Your white shirt takes on a bluish cast when you stand outside at twilight, because it is reflecting the bluish wavelengths of the darkening sky. But your brain still perceives it as white because it adjusts for the darkness, said Mitchell Fineman, associate professor of ophthalmology at Wills Eye Hospital. Conversely, a dark-colored object can appear much lighter as we move into bright sunlight.
These kinds of automatic adjustments are useful, said David H. Brainard, a University of Pennsylvania psychology professor who studies human vision. If our brains were not able to perceive the constancy of objects as we moved among different surroundings, things would seem pretty chaotic in a hurry.
If an object is removed from its context and plastered all over the Internet, however, people's brains fill in the gaps in different ways, said Fineman, the ophthalmologist.
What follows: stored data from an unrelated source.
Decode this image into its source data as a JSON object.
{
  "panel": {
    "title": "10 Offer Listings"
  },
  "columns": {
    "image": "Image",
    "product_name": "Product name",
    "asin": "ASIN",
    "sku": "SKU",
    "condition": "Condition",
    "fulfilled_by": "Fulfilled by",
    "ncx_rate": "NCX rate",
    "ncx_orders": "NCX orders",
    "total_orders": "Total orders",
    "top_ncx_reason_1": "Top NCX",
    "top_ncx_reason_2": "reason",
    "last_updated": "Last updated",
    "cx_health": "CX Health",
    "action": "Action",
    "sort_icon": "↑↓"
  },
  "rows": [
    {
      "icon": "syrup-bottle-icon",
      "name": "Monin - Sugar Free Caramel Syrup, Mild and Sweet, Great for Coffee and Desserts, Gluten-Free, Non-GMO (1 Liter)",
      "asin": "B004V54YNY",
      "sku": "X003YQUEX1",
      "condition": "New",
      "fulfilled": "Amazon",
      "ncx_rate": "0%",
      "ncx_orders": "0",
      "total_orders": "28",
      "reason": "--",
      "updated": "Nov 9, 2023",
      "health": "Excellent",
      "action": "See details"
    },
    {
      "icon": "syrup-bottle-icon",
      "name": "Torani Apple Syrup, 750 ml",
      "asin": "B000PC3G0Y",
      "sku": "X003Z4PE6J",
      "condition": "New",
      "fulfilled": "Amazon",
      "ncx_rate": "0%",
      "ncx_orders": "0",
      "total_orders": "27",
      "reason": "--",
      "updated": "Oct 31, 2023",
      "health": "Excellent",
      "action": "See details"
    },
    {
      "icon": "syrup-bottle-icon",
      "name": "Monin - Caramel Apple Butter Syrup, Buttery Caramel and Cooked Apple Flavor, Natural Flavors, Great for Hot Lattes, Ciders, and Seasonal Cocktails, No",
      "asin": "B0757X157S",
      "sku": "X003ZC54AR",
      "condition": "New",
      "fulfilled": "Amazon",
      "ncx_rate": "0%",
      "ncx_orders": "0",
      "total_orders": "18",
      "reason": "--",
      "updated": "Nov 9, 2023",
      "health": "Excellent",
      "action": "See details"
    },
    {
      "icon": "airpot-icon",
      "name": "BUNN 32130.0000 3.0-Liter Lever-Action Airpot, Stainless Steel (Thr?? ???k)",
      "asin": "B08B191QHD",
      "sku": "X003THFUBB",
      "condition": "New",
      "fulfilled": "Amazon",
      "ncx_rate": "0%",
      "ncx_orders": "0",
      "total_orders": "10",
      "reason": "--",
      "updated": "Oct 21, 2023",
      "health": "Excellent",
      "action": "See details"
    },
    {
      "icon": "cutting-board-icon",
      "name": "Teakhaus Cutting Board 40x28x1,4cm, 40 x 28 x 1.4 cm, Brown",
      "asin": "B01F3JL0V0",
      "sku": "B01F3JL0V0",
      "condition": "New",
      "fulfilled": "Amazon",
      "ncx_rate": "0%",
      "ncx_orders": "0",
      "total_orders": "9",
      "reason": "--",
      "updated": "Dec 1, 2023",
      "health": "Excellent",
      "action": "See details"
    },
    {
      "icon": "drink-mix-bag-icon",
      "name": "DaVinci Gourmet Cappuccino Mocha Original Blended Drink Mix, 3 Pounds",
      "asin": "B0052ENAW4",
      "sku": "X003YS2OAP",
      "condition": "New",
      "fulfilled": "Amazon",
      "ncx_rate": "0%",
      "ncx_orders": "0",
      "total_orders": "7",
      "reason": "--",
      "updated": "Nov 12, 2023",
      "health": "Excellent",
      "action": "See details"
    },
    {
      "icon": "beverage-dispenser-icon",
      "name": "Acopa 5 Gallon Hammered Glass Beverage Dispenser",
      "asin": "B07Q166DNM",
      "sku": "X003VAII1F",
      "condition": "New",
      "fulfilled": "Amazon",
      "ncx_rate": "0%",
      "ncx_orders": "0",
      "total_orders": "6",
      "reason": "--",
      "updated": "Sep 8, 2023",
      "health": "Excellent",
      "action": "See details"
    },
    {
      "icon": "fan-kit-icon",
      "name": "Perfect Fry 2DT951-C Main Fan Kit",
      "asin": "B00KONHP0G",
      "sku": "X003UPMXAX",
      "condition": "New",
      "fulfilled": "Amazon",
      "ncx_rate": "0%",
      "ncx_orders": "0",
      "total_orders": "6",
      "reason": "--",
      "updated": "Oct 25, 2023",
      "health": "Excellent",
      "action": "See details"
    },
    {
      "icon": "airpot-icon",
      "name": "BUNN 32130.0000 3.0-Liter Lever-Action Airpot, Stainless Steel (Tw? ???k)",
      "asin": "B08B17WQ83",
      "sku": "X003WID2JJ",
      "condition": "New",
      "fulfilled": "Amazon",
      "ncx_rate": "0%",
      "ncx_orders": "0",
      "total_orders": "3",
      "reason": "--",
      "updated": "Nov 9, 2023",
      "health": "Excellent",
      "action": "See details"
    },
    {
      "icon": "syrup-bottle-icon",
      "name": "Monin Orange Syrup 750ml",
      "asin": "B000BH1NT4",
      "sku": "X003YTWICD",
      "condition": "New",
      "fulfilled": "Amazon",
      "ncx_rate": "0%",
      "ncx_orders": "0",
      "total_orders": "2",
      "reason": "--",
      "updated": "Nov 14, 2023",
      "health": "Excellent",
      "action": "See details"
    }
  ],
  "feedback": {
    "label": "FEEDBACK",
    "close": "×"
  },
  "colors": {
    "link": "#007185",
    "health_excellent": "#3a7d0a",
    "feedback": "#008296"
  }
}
Most observers seem to agree that in the original photograph, the dress has a bluish tint. But is it a white-and-gold dress shown in the shadows? Or a blue-and-black dress in bright light?
Fineman sees white - but readily acknowledges that many others perceive it differently.
"I'm subtracting the blue to make white," the eye doctor said. "They're subtracting the lighter color to make blue."
Sure enough, when Fineman showed the image to Wills Eye chief executive officer Joseph P. Bilson, there was no hesitation.
"Blue and black," Bilson said.
According to various media accounts, including the Daily Record in Scotland, the actual dress is indeed a royal-blue-and-black number, worn by the mother of the bride at the wedding in Scotland. The seller was a store called Roman Originals.
It is hard to get a complete understanding of why people are seeing different colors in the dress without a formal study, said Brainard.
The perception of color can be influenced by lighting as well as surrounding colors, the psychologist said.
Google artist Josef Albers, for example, and you can find several works in which two squares of the same color will appear different - orange and brown, say - depending on the colors that surround them.
"The brain codes color relative to everything else in the image," Brainard said. "The brain is basically constantly adjusting what you might call its color balance, its white balance."
Another possible contributing factor to the differences in opinion on the dress is more mundane, he said. People may simply have their computer monitors turned to different settings.
One thing is clear:
"Obviously we don't all see the same," said Wills Eye's Fineman. "People are adamant."